Well, Mr Austin E Birch was very cross and set out to discover who had written the article and to put him straight about Hunslet. Turns out it was an Australian journalist who had written it and it had been reprinted in the Brisbane Rugby News Programme. Not daunted, Mr Birch fired off a letter on his trusty typewriter – remember, this is 1965, no email or word-processors – to Lang Park, Brisbane. Mr Scott replied on behalf of Queensland Rugby Football League, and posted his reply by air mail. That costs more than going by sea, but the reply never arrived. By now, our defender, Mr Birch, was getting crosser and had his repudiating article all ready to go to print if the Aussie journalist didn’t acknowledge all his misrepresentations and faults. Another letter flew across the world and Mr Birch awaited the reply, I’m guessing with bated breath. It was nine weeks before it arrived – must have gone round the world a couple of times, stopping at a few beauty spots on the way.

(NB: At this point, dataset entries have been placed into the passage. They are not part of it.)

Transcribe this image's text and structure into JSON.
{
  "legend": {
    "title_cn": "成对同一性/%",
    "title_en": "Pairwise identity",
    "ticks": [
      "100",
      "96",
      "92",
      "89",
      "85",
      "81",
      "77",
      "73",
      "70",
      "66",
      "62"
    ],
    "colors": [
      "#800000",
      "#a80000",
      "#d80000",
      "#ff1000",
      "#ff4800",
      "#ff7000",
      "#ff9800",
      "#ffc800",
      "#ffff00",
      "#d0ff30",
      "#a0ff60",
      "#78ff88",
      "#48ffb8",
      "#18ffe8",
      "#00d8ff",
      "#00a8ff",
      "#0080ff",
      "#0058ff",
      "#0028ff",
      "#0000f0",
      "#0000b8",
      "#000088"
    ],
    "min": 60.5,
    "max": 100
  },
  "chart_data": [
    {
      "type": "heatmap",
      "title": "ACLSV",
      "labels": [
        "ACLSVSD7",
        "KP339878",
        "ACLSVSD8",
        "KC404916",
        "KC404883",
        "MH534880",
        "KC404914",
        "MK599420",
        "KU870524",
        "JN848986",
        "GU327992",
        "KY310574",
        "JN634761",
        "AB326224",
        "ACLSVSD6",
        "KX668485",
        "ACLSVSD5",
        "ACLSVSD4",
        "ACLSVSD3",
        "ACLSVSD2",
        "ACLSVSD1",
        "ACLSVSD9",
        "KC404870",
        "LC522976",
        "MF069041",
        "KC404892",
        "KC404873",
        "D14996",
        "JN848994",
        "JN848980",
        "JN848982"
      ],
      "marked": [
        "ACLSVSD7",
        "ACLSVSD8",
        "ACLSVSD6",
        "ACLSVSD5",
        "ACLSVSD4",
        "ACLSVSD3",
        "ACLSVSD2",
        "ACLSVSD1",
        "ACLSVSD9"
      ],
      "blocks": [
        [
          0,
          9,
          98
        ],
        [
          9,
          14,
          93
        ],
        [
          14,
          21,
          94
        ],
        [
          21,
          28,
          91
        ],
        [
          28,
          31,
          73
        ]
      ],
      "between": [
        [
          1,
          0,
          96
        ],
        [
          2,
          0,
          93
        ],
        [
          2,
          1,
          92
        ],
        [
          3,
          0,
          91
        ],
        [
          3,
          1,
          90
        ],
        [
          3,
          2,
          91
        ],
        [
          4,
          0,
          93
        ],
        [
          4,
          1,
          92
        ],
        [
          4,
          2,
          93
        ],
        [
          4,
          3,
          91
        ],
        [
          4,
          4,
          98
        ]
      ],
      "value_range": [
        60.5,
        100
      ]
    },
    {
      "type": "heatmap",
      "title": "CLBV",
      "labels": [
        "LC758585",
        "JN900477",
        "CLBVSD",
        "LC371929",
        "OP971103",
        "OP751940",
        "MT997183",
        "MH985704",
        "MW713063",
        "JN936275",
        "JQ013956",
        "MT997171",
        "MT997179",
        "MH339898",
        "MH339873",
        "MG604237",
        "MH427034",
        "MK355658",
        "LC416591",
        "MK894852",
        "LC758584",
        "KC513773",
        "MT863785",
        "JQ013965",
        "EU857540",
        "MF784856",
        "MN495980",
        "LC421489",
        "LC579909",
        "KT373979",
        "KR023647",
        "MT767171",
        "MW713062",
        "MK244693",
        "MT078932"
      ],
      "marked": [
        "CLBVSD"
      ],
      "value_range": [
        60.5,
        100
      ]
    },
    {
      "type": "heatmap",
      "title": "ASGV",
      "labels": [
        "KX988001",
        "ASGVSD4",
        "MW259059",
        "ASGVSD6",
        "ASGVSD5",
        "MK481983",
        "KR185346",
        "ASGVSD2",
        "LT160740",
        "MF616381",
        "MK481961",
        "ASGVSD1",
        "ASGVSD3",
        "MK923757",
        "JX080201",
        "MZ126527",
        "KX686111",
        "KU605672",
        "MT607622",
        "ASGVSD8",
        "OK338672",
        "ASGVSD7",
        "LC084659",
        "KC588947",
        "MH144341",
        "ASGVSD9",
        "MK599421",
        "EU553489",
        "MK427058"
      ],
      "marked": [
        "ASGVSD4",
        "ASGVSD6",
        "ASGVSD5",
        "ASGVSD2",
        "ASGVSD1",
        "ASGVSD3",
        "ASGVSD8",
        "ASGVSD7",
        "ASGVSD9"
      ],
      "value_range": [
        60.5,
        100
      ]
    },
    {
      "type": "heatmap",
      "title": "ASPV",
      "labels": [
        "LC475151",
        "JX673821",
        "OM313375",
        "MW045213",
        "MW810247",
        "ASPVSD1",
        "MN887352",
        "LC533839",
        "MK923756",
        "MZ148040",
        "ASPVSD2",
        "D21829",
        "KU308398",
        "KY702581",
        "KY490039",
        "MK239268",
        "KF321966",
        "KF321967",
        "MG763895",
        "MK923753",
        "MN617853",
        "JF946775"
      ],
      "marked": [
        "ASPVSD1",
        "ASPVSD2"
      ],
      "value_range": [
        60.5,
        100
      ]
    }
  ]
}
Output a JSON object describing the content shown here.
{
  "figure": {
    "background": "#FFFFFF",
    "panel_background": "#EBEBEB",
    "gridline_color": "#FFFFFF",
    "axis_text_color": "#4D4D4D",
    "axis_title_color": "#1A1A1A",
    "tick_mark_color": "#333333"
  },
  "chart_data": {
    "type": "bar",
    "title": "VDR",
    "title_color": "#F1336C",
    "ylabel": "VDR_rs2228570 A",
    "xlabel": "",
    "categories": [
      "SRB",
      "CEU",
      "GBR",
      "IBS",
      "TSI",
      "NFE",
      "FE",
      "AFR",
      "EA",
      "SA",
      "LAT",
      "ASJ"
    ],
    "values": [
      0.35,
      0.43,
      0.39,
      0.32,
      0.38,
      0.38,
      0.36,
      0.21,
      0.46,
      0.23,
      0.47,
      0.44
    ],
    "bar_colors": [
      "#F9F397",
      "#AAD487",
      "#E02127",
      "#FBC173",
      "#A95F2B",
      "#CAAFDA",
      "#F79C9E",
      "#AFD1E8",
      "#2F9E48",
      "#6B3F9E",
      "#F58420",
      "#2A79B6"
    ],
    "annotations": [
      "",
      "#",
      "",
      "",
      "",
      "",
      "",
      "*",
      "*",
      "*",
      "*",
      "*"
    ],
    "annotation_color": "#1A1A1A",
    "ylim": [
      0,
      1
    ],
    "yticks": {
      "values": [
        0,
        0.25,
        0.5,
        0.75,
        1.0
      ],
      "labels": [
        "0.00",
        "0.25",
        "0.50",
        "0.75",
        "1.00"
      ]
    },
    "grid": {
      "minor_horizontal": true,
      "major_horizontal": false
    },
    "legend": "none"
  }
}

By now, our hero had sent off his response to the paper. On the charge of “a city of soot, smog and smoke,” Mr Birch says “The city is proud of its parks and open spaces – more per head than for any other centre of similar type…. I wonder if your correspondent is confusing Leeds with Liverpool or Manchester – both of which rate worse than Leeds.” That Parkside was built on a rubbish tip is countered with, “…way back in 1888, when the club moved there, much hard work went into making it a compact, presentable enclosure. …the ground can accommodate upwards of 20,000 people and is as good as most RL enclosures – and a good deal better than several.” The charge that we couldn’t afford two sets of jerseys was laughed to scorn with “too silly for me to waste time contradicting it.” Other factual points were corrected, including the year that the Aussies toured (1937/8), and Mr Birch, under the nom de plume Airedale, won the match by a knockout!
And as to the pongs coming from graveyards – the 1842 Act for Better Lighting, Cleansing, Sewering and Improving the Borough of Leeds, along with Holbeck Cemetery opening as the first municipal cemetery in Leeds in 1857, made all the difference.